2. Begründungsansatz des OLG Celle:
Das OLG Celle hielt in seinem Beschluss einen Anspruch gem. § 1 UWG in Verbindung mit den §§ 2, 16 AMG für begründet. Es knüpft dabei rechtlich an § 2 Abs. 3 Nr. 1 AMG in Verbindung mit § 1 LMBG an und prüfte sachlich zunächst die Frage, ob ein Lebensmittel im Sinne des § 1 LMBG vorliege. Lebensmittel sind nach dieser Vorschrift solche Stoffe, die dazu bestimmt sind, von Menschen verzehrt zu werden, wobei wiederum die Stoffe ausgenommen werden, die “überwiegend” zu anderen Zwecken als zur Ernährung oder zum Genuss verzehrt zu werden. Ausgehend von der Zweckbestimmung der Stoffe und abstellend auf die Verkehrsanschauung stelle die Verwendungsmöglichkeit ein maßgeblich objektives Merkmal dar. So seien Nahrungsergänzungsmittel als solche Lebensmittel nur dann, wenn der Verzehr auf Ernährungsgründe zurückzuführen sei, also bspw. eine Unterversorgung zum Rückgriff auf derartige Nahrungsergänzungsmittel führe. Aus der Verkehrsanschauung ergebe sich die überwiegende Bestimmung zu anderen Zwecken als zur Ernährung, weil im konkreten Fall kein Genusswert sei, die Werbung “100 % Pharma-Qualität” nicht für ein Nahrungsergänzungsmittel spreche, Gamma-Aminobuttersäure grundsätzlich als Medikament anerkannt sei, die Dosierungsangaben auf der Verpackung aus der Sicht der Verwender nicht für ein Nahrungsergänzungsmittel spreche (“pro Tag 3 bis 4 g, 30 Minuten vor der Bettruhe 2,6 g und morgens auf nüchternen Magen 1,3 g…”) und zwar keine Wirkungsangaben auf der Verpackung vorhanden sei, aber ein Verweis auf die Fachliteratur, in der wiederum von einem Arzneimittel gesprochen werde.
3. Stellungnahme:
Vom Ergebnis ist dem Beschluss zuzustimmen. Denn nach § 2 Abs. 1 AMG sind Arzneimittel zunächst einmal solche Stoffe und Zubereitungen aus Stoffen, die dazu bestimmt sind, durch Anwendung an oder im menschlichen Körper Krankheiten, Leiden, Körperschäden und krankhafte Beschwerden zu heilen, zu lindern, zu verhüten oder zu verkennen und ferner auch solche Substanzen, die im Sinne von § 2 Abs. 1 Nr. 5 AMG die Beschaffenheit, den Zustand oder die Funktion des Körpers beeinflussen. Nach § 1 Abs. 1 LMBG sind Lebensmittel Stoffe, die dazu bestimmt sind, in unverändertem, zubereitetem oder verarbeitetem Zustand vom Menschen verzehrt zu werden, wobei ausdrücklich solche Stoffe ausgenommen sind, die überwiegend dazu bestimmt sind, zu anderen Zwecken als zur Ernährung oder zum Genuss verzehrt zu werden. § 2 Abs. 3 Nr. 1 AMG ist die Abgrenzungsnorm zwischen Arzneimittel einerseits und Lebensmittel andererseits, da hiernach Lebensmittel im Sinne des § 1 LMBG keine Arzneimittel sind, woraus wiederum folgt, dass Stoffe als solche nicht gleichzeitig Lebens- und Arzneimittel sein können.
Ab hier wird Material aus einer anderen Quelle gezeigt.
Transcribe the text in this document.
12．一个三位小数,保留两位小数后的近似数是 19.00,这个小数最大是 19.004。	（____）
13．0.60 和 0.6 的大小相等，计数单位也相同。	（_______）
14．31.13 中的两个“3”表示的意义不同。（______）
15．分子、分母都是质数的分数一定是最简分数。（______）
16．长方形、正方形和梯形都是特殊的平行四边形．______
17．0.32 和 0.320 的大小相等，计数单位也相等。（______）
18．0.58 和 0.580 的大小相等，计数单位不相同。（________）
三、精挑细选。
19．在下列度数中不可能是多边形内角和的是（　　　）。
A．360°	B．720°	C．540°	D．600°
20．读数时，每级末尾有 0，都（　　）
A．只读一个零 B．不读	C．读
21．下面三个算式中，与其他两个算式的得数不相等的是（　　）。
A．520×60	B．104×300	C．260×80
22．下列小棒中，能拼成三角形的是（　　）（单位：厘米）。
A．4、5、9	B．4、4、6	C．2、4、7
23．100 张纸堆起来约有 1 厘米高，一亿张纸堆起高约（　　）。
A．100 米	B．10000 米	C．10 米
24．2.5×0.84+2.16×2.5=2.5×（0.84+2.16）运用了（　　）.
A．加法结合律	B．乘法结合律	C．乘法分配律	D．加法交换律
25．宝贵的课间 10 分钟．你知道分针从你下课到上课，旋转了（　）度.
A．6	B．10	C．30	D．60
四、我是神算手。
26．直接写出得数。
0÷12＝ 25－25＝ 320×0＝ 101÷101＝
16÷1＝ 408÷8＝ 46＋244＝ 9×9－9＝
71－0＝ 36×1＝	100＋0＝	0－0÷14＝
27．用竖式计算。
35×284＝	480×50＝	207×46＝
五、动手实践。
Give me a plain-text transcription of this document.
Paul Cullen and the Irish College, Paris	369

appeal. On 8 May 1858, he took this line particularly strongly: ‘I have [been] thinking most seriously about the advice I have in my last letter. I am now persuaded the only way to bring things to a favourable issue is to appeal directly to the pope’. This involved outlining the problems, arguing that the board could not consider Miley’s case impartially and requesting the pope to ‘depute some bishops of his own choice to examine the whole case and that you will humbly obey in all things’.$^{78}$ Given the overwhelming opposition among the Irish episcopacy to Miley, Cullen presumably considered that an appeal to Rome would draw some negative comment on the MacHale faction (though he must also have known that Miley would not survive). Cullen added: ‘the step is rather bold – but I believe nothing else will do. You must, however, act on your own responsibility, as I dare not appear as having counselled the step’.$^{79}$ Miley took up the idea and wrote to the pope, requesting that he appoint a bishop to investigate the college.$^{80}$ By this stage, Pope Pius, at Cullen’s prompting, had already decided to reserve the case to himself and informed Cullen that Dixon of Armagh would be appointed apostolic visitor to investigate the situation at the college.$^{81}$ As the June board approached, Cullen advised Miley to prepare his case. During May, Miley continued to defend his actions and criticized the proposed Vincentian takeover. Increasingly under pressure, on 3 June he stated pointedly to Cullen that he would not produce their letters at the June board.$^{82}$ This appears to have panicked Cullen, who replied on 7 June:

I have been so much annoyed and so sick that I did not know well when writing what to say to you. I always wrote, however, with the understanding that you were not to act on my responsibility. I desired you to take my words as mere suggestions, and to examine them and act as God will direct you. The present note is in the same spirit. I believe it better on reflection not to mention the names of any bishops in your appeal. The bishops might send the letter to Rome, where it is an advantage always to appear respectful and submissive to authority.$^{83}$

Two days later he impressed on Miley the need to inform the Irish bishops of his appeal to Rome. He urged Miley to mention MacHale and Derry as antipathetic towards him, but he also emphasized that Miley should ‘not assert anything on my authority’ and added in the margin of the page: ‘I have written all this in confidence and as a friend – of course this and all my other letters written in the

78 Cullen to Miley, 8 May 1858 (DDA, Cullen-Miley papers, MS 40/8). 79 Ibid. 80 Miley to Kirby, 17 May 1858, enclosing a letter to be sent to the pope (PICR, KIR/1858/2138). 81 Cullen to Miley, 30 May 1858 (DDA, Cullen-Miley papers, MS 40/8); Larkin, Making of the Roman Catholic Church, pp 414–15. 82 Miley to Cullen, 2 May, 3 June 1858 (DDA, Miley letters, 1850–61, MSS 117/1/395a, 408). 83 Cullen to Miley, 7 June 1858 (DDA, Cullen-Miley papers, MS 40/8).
Dies hatte der Bundesgerichtshof bereits in seiner Knoblauch-Kapsel-Entscheidung (BGH NJW 1995, 1615) klargestellt. Bei der Prüfung der Frage, ob ein Lebensmittel oder ein Arzneimittel vorliegt, muss mit der Frage des Vorliegens eines Lebensmittels begonnen werden. Besteht danach das Produkt aus solchen Stoffen, die überwiegend dazu bestimmt sind, zu anderen Zwecken als zur Ernährung und zum Genuss verzehrt zu werden, liegt kein Lebensmittel oder Nahrungsergänzungsmittel vor. Im zweiten Schritt ist dann zu überprüfen, ob diese Zweckbestimmung, die anhand dem Produkt beigefügten, Werbeprospekten, Gebrauchsanweisungen usw. aus der Verbrauchersicht vorgenommen wird, dazu führt, ein Arzneimittel im Sinne des § 2 Abs. 1 AMG vorliegt. Kritisch ist in diesem Zusammenhang, wenn eine “Beeinflussung von Körperfunktionen” durch das Produkt “überwiegend” vorliegt. Aus den vom OLG Celle dargestellten Gründen waren hierzu ausreichend Indizien vorhanden.